What he failed to acknowledge was the massive differences between the two:
One took place on a farm. The other on an asphalt tarmac. One was a free festival. The other cost US$150 for a ticket. One allowed people to bring their own food and many willingly shared. The other confiscated all outside food and drink at the door, leaving people at the mercy of vendors who charged between $4 to $12 for a small bottle of water on the hottest days of the year.
That said, price gauging was also an issue at Woodstock 69. A little-known fact is that crowds there also burned down one of the food stands in protest of their overpriced hot dogs… But then some hippies from a commune showed up to feed the masses for free – because they could.

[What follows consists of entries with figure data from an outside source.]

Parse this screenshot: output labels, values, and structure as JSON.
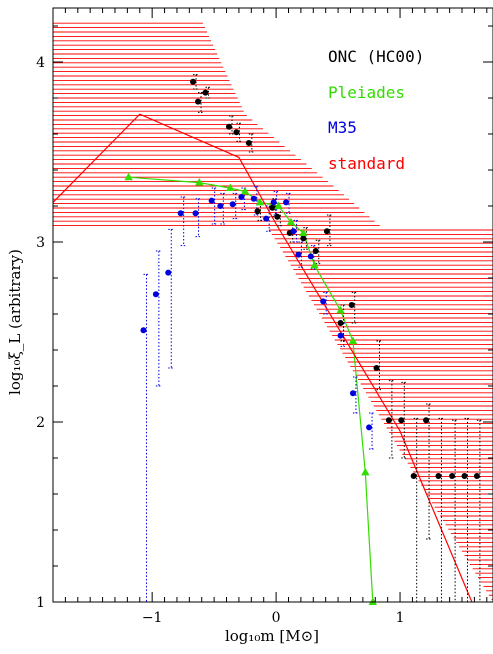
{
  "chart_data": {
    "type": "scatter",
    "title": "",
    "xlabel": "log₁₀m [M⊙]",
    "ylabel": "log₁₀ξ_L (arbitrary)",
    "xlim": [
      -1.8,
      1.75
    ],
    "ylim": [
      1,
      4.3
    ],
    "x_ticks": [
      -1,
      0,
      1
    ],
    "x_tick_labels": [
      "−1",
      "0",
      "1"
    ],
    "y_ticks": [
      1,
      2,
      3,
      4
    ],
    "y_tick_labels": [
      "1",
      "2",
      "3",
      "4"
    ],
    "legend_position": "top-right",
    "grid": false,
    "series": [
      {
        "name": "ONC (HC00)",
        "color": "#000000",
        "marker": "circle",
        "points": [
          {
            "x": -0.67,
            "y": 3.89,
            "lo": 3.85,
            "hi": 3.93
          },
          {
            "x": -0.63,
            "y": 3.78,
            "lo": 3.72,
            "hi": 3.83
          },
          {
            "x": -0.57,
            "y": 3.83,
            "lo": 3.8,
            "hi": 3.86
          },
          {
            "x": -0.38,
            "y": 3.64,
            "lo": 3.6,
            "hi": 3.7
          },
          {
            "x": -0.32,
            "y": 3.61,
            "lo": 3.56,
            "hi": 3.66
          },
          {
            "x": -0.22,
            "y": 3.55,
            "lo": 3.5,
            "hi": 3.6
          },
          {
            "x": -0.15,
            "y": 3.17,
            "lo": 3.12,
            "hi": 3.22
          },
          {
            "x": -0.03,
            "y": 3.19,
            "lo": 3.14,
            "hi": 3.24
          },
          {
            "x": 0.01,
            "y": 3.14,
            "lo": 3.09,
            "hi": 3.19
          },
          {
            "x": 0.11,
            "y": 3.05,
            "lo": 3.0,
            "hi": 3.1
          },
          {
            "x": 0.22,
            "y": 3.02,
            "lo": 2.96,
            "hi": 3.08
          },
          {
            "x": 0.32,
            "y": 2.95,
            "lo": 2.88,
            "hi": 3.01
          },
          {
            "x": 0.41,
            "y": 3.06,
            "lo": 2.98,
            "hi": 3.15
          },
          {
            "x": 0.52,
            "y": 2.55,
            "lo": 2.45,
            "hi": 2.65
          },
          {
            "x": 0.61,
            "y": 2.65,
            "lo": 2.55,
            "hi": 2.72
          },
          {
            "x": 0.81,
            "y": 2.3,
            "lo": 2.18,
            "hi": 2.45
          },
          {
            "x": 0.91,
            "y": 2.01,
            "lo": 1.8,
            "hi": 2.23
          },
          {
            "x": 1.01,
            "y": 2.01,
            "lo": 1.8,
            "hi": 2.22
          },
          {
            "x": 1.11,
            "y": 1.7,
            "lo": 1.0,
            "hi": 2.02
          },
          {
            "x": 1.21,
            "y": 2.01,
            "lo": 1.35,
            "hi": 2.1
          },
          {
            "x": 1.31,
            "y": 1.7,
            "lo": 1.0,
            "hi": 2.02
          },
          {
            "x": 1.42,
            "y": 1.7,
            "lo": 1.0,
            "hi": 2.01
          },
          {
            "x": 1.52,
            "y": 1.7,
            "lo": 1.0,
            "hi": 2.02
          },
          {
            "x": 1.62,
            "y": 1.7,
            "lo": 1.0,
            "hi": 2.01
          }
        ]
      },
      {
        "name": "Pleiades",
        "color": "#33dd00",
        "marker": "triangle",
        "line": true,
        "points": [
          {
            "x": -1.19,
            "y": 3.36
          },
          {
            "x": -0.62,
            "y": 3.33
          },
          {
            "x": -0.37,
            "y": 3.3
          },
          {
            "x": -0.25,
            "y": 3.28
          },
          {
            "x": -0.13,
            "y": 3.22
          },
          {
            "x": 0.02,
            "y": 3.2
          },
          {
            "x": 0.12,
            "y": 3.11
          },
          {
            "x": 0.22,
            "y": 3.05
          },
          {
            "x": 0.31,
            "y": 2.87
          },
          {
            "x": 0.52,
            "y": 2.62
          },
          {
            "x": 0.62,
            "y": 2.45
          },
          {
            "x": 0.72,
            "y": 1.72
          },
          {
            "x": 0.78,
            "y": 1.0
          }
        ]
      },
      {
        "name": "M35",
        "color": "#0000dd",
        "marker": "circle",
        "points": [
          {
            "x": -1.07,
            "y": 2.51,
            "lo": 1.0,
            "hi": 2.82
          },
          {
            "x": -0.97,
            "y": 2.71,
            "lo": 2.2,
            "hi": 2.95
          },
          {
            "x": -0.87,
            "y": 2.83,
            "lo": 2.3,
            "hi": 3.07
          },
          {
            "x": -0.77,
            "y": 3.16,
            "lo": 2.98,
            "hi": 3.25
          },
          {
            "x": -0.65,
            "y": 3.16,
            "lo": 3.03,
            "hi": 3.24
          },
          {
            "x": -0.52,
            "y": 3.23,
            "lo": 3.1,
            "hi": 3.3
          },
          {
            "x": -0.45,
            "y": 3.2,
            "lo": 3.1,
            "hi": 3.27
          },
          {
            "x": -0.35,
            "y": 3.21,
            "lo": 3.13,
            "hi": 3.27
          },
          {
            "x": -0.28,
            "y": 3.25,
            "lo": 3.18,
            "hi": 3.3
          },
          {
            "x": -0.18,
            "y": 3.24,
            "lo": 3.15,
            "hi": 3.31
          },
          {
            "x": -0.08,
            "y": 3.13,
            "lo": 3.06,
            "hi": 3.2
          },
          {
            "x": -0.02,
            "y": 3.22,
            "lo": 3.15,
            "hi": 3.28
          },
          {
            "x": 0.08,
            "y": 3.22,
            "lo": 3.16,
            "hi": 3.27
          },
          {
            "x": 0.14,
            "y": 3.06,
            "lo": 3.0,
            "hi": 3.12
          },
          {
            "x": 0.18,
            "y": 2.93,
            "lo": 2.86,
            "hi": 3.0
          },
          {
            "x": 0.28,
            "y": 2.92,
            "lo": 2.85,
            "hi": 2.98
          },
          {
            "x": 0.38,
            "y": 2.67,
            "lo": 2.6,
            "hi": 2.72
          },
          {
            "x": 0.52,
            "y": 2.48,
            "lo": 2.42,
            "hi": 2.55
          },
          {
            "x": 0.62,
            "y": 2.16,
            "lo": 2.05,
            "hi": 2.25
          },
          {
            "x": 0.75,
            "y": 1.97,
            "lo": 1.85,
            "hi": 2.05
          }
        ]
      },
      {
        "name": "standard",
        "color": "#ff0000",
        "marker": "none",
        "line": true,
        "points": [
          {
            "x": -1.8,
            "y": 3.22
          },
          {
            "x": -1.1,
            "y": 3.71
          },
          {
            "x": -0.3,
            "y": 3.47
          },
          {
            "x": 0.0,
            "y": 3.1
          },
          {
            "x": 1.0,
            "y": 1.95
          },
          {
            "x": 1.58,
            "y": 1.0
          }
        ]
      }
    ],
    "band": {
      "color": "#ff0000",
      "upper": [
        [
          -1.8,
          4.23
        ],
        [
          -0.6,
          4.23
        ],
        [
          -0.25,
          3.71
        ],
        [
          0.5,
          3.29
        ],
        [
          1.75,
          2.55
        ]
      ],
      "lower": [
        [
          -1.8,
          3.07
        ],
        [
          -1.1,
          3.55
        ],
        [
          -0.3,
          3.33
        ],
        [
          0.05,
          2.95
        ],
        [
          1.0,
          1.84
        ],
        [
          1.75,
          1.0
        ]
      ]
    }
  }
}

By 1999, regulations, vendor licenses, and the profit motive made this a non-option.
Peace, love, and harmony were on their way out. But, what the organizers failed to acknowledge was that for many attendees of Woodstock 99, they were never in.
In hindsight, what happened at that concert reflected what many Gen Xers felt inside: angry, ignored, and wanting to be treated better than we were.
Like Gen Z today, Gen Xers were promised something that didn’t deliver: the prosperity and opportunities of our parent’s generation.
Yet, our world wasn’t theirs… not that anyone noticed. We grew up in the shadow of a generation so preoccupied with itself that many failed to acknowledge our existence at all.
Watching Trainwreck, this Baby Boomer smugness was evident in Lang’s approach to the festival — oblivious to the rage fueling the music of the bands that were booked (he admits he didn’t know them at all), oblivious to the fact that things were falling apart until he could no longer deny it, and oblivious to the angst of the generation buying the tickets.
In the end, he blames the concertgoers for not getting the spirit of Woodstock, and right there – in doing so – illustrates the lack of care and attention that was at the core of so much Gen X apathy in the 90s.
There is a reason Kurt Cobain is the patron saint of Generation X.
We were pissed.
Watching this documentary brought all that dissatisfaction back.
Of course, none of this makes the violence that happened that weekend right. The fact that so many people got caught up in mindless destruction, still shocks me. There is no excuse. (Nor is there ever any excuse for sexual assault).
If this were to happen today, the festival would be lambasted on social media. There would be crackdowns on the instigators. The organizers would be facing a PR nightmare and lawsuits a mile long.
Gen Z had Fyre Island. Gen X had Woodstock 99: one organized by someone with no experience, the other organized by people who should have known better.
But that was 23 years ago.
Many of those rioters are now bosses, parents, people in power. Gen Xers are silently taking over the world.
Somewhere along the way, “Fuck you I won’t do what they told me” turned into humming along with “I get my peaches out in Georgia” while driving the kids to their soccer games.
Our rage has turned into bewilderment at the world around us and a silent resolve to just get through it.
At the end of the doc, the filmmakers asked several of the original concert-goers if they would attend again.
If I’d been asked that question, my answer would have been a resounding no. I’m not particularly nostalgic for the 90s. Trainwreck: Woodstock 99 reminded me why.
Frankly, I no longer have patience for vandalism, frat boys yelling “show us your tits” or sweating it out in a field full of garbage pretending to have fun on no sleep because that’s what everyone around me is doing.
Call me an old lady (because at 52, to many people I am) but as Trainwreck: Woodstock 99 reminded me – some things are better left in the past.